The person who bought the game is of course
a very good speller, a speller of almost championship ability. I can see why he
liked and wanted to play the game, but I couldn’t see what there was ultimately
in it for me, except the annoyance of wasting my time losing.

There were four of us and the game started.

Right from the very beginning when I selected
my seven blocks of wood, I didn’t like the game and within a few moments dislike
turned to true hatred. L’ve never hated anything so fast in my life.
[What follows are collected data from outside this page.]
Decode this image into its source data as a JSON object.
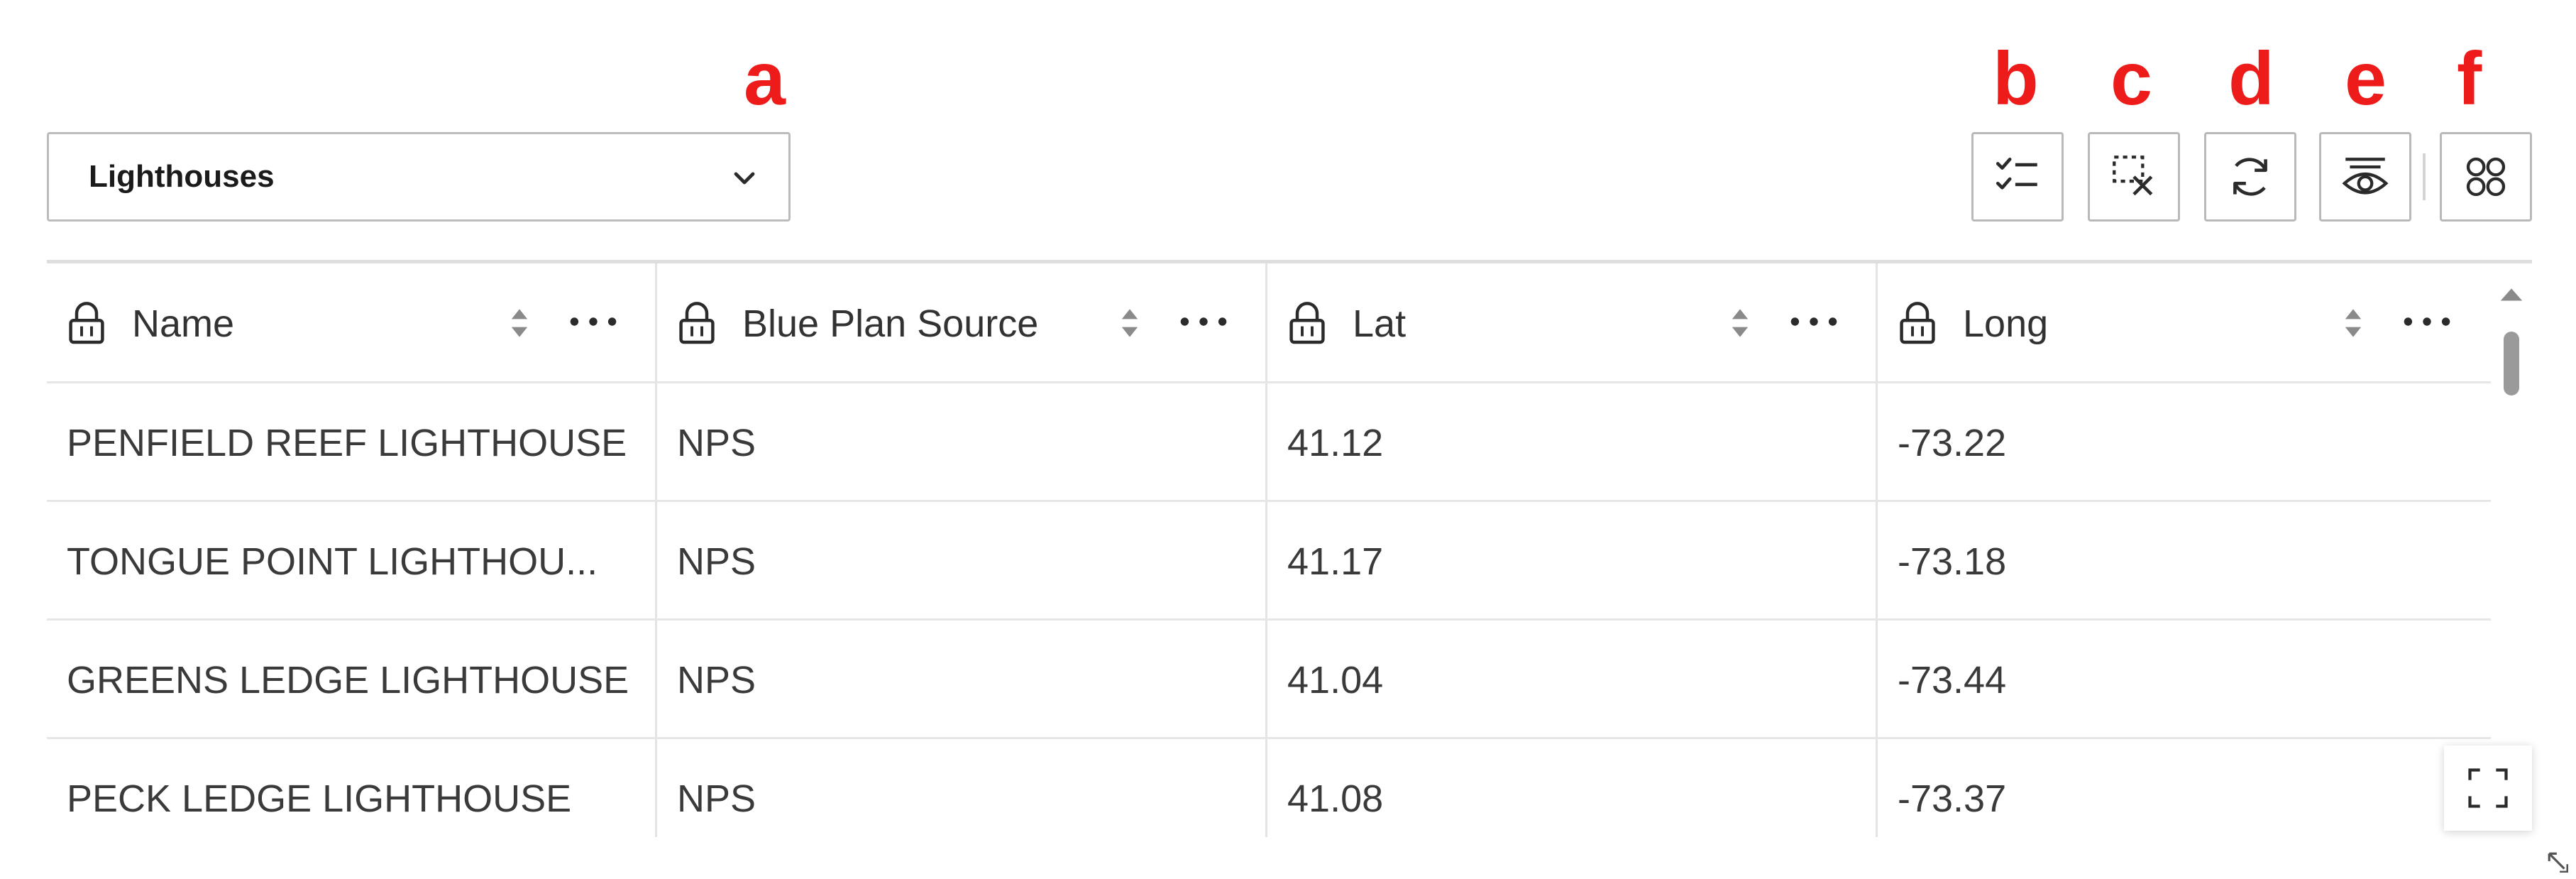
{
  "annotations": [
    "a",
    "b",
    "c",
    "d",
    "e",
    "f"
  ],
  "layer_selector": {
    "selected": "Lighthouses"
  },
  "toolbar": {
    "buttons": [
      {
        "id": "b",
        "icon": "select-all-icon"
      },
      {
        "id": "c",
        "icon": "clear-selection-icon"
      },
      {
        "id": "d",
        "icon": "refresh-icon"
      },
      {
        "id": "e",
        "icon": "show-selection-icon"
      },
      {
        "id": "f",
        "icon": "column-toggle-icon"
      }
    ]
  },
  "table": {
    "columns": [
      "Name",
      "Blue Plan Source",
      "Lat",
      "Long"
    ],
    "rows": [
      [
        "PENFIELD REEF LIGHTHOUSE",
        "NPS",
        "41.12",
        "-73.22"
      ],
      [
        "TONGUE POINT LIGHTHOU...",
        "NPS",
        "41.17",
        "-73.18"
      ],
      [
        "GREENS LEDGE LIGHTHOUSE",
        "NPS",
        "41.04",
        "-73.44"
      ],
      [
        "PECK LEDGE LIGHTHOUSE",
        "NPS",
        "41.08",
        "-73.37"
      ]
    ]
  },
  "colors": {
    "annotation": "#ee1b1b",
    "icon": "#2b2b2b",
    "border": "#bcbcbc"
  }
}
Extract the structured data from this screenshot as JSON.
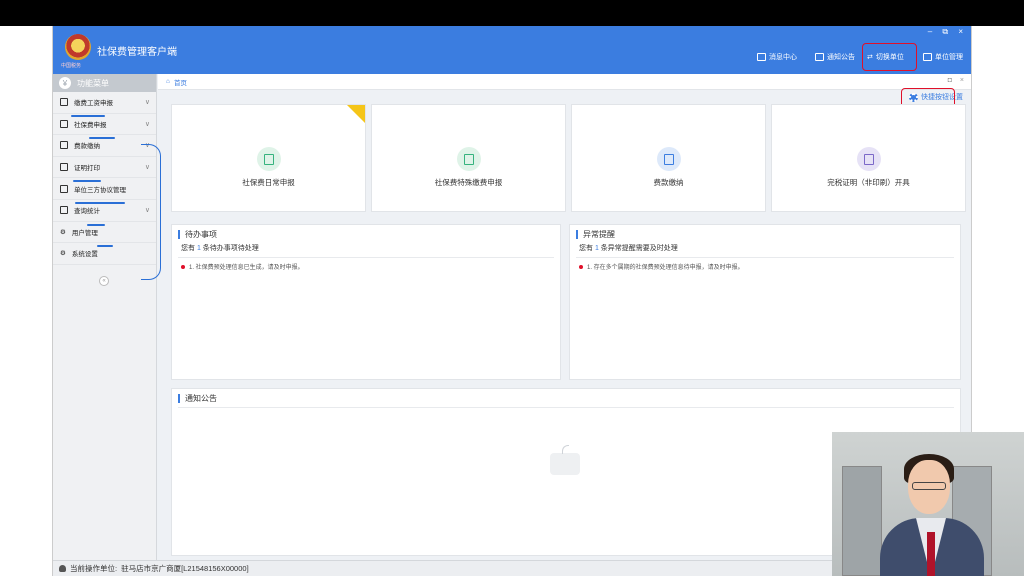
{
  "app": {
    "title": "社保费管理客户端",
    "logo_sub": "中国税务",
    "window_controls": "– ⧉ ×"
  },
  "header": {
    "items": [
      {
        "label": "消息中心",
        "icon": "message-icon"
      },
      {
        "label": "通知公告",
        "icon": "notice-icon"
      },
      {
        "label": "切换单位",
        "icon": "switch-icon"
      },
      {
        "label": "单位管理",
        "icon": "unit-icon"
      }
    ]
  },
  "sidebar": {
    "header": "功能菜单",
    "items": [
      {
        "label": "缴费工资申报",
        "icon": "edit-icon",
        "chevron": "∨"
      },
      {
        "label": "社保费申报",
        "icon": "form-icon",
        "chevron": "∨"
      },
      {
        "label": "费款缴纳",
        "icon": "book-icon",
        "chevron": "∨"
      },
      {
        "label": "证明打印",
        "icon": "print-icon",
        "chevron": "∨"
      },
      {
        "label": "单位三方协议管理",
        "icon": "book-icon",
        "chevron": ""
      },
      {
        "label": "查询统计",
        "icon": "chart-icon",
        "chevron": "∨"
      },
      {
        "label": "用户管理",
        "icon": "gear-icon",
        "chevron": ""
      },
      {
        "label": "系统设置",
        "icon": "gear-icon",
        "chevron": ""
      }
    ],
    "collapse": "«"
  },
  "breadcrumb": {
    "home": "首页",
    "controls": "◘ ×"
  },
  "quick_link": "快捷按钮设置",
  "cards": [
    {
      "label": "社保费日常申报",
      "icon": "calendar-icon",
      "color": "#35b37e",
      "bg": "#dff3e8",
      "flag": true
    },
    {
      "label": "社保费特殊缴费申报",
      "icon": "calendar-icon",
      "color": "#35b37e",
      "bg": "#dff3e8",
      "flag": false
    },
    {
      "label": "费款缴纳",
      "icon": "book-icon",
      "color": "#3b7de0",
      "bg": "#dde9fa",
      "flag": false
    },
    {
      "label": "完税证明（非印刷）开具",
      "icon": "printer-icon",
      "color": "#7b68c8",
      "bg": "#e6e2f6",
      "flag": false
    }
  ],
  "todo": {
    "title": "待办事项",
    "sub_prefix": "您有 ",
    "sub_count": "1",
    "sub_suffix": " 条待办事项待处理",
    "items": [
      "1. 社保费预处理信息已生成，请及时申报。"
    ]
  },
  "alerts": {
    "title": "异常提醒",
    "sub_prefix": "您有 ",
    "sub_count": "1",
    "sub_suffix": " 条异常提醒需要及时处理",
    "items": [
      "1. 存在多个属期的社保费预处理信息待申报，请及时申报。"
    ]
  },
  "announcements": {
    "title": "通知公告"
  },
  "status": {
    "label": "当前操作单位:",
    "value": "驻马店市京广商厦[L21548156X00000]"
  }
}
Among the first words played on the board
was the word quieten as in quieten down, which I found to be an absurd word.
Here in the West we use quiet down, not quieten down. I had never even heard
the word quieten before, so I made a big mistake by compulsively looking it up
in the dictionary, and there it was in all its glory: quieten, an English word,
a word used in England. I don’t know English English. I know American English.

That’s enough for me.

It serves the purposes of my life.

The next word played was ted. I’d never
even heard of the word ted before. I’d of course heard of teddy bear and the
name Ted, but not ted as a word. It was contributed by my friend who is a good
speller. Again impetuously I went to the dictionary like a pig to bacon and
God-damn it! there was the word ted.

If you want to find out what the word means
look it up yourself or if you already know what it means, that’s your problem,
but I’d like to hear you use it in conversation sometime: “Please ted the cow
shit or I have tedded the grass. What else do you want me to do?”